Outros 500 milhões de dólares também serão fornecidos em assistência econômica ao governo ucraniano, anunciou o presidente. Segundo uma autoridade do Departamento do Tesouro americano, ouvida pelo New York Times, o valor deve ser usado em salários, pensões e outros programas necessários para evitar o agravamento da situação humanitária na Ucrânia.

Após quase oito semanas de guerra na Ucrânia, mais de 5 milhões de pessoas fugiram do país, segundo o Alto Comissariado das Nações Unidas para os Refugiados (Acnur). O número já ultrapassa em 1 milhão as piores previsões do órgão.

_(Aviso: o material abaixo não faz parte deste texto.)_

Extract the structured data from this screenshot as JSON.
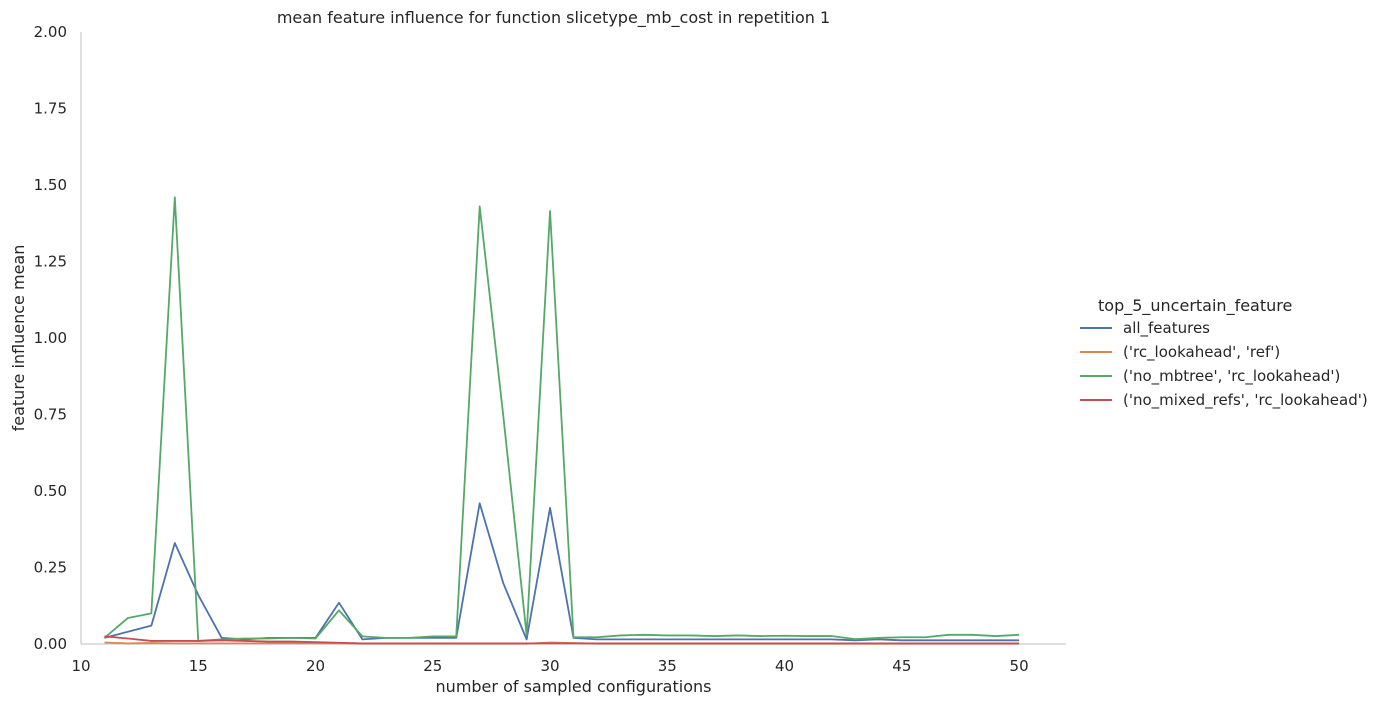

Quando o volume de refugiados atingiu 4 milhões, em 30 de março, já marcou a maior crise de refugiados da Europa desde a Segunda Guerra Mundial.

Além da ajuda militar e econômica, o presidente também anunciou a proibição de navios afiliados à Rússia de entrar em portos dos EUA.

“Isso significa que nenhum navio, nenhum navio que navegue sob a bandeira russa ou que seja de propriedade ou operado por interesses russos poderá atracar nos portos dos Estados Unidos ou acessar nossas costas”, disse o democrata. “Este é mais um passo crítico que estamos dando em conjunto com nossos parceiros na União Europeia, Reino Unido, Canadá e outros, para negar à Rússia os benefícios do sistema econômico internacional que eles tanto desfrutaram no passado”.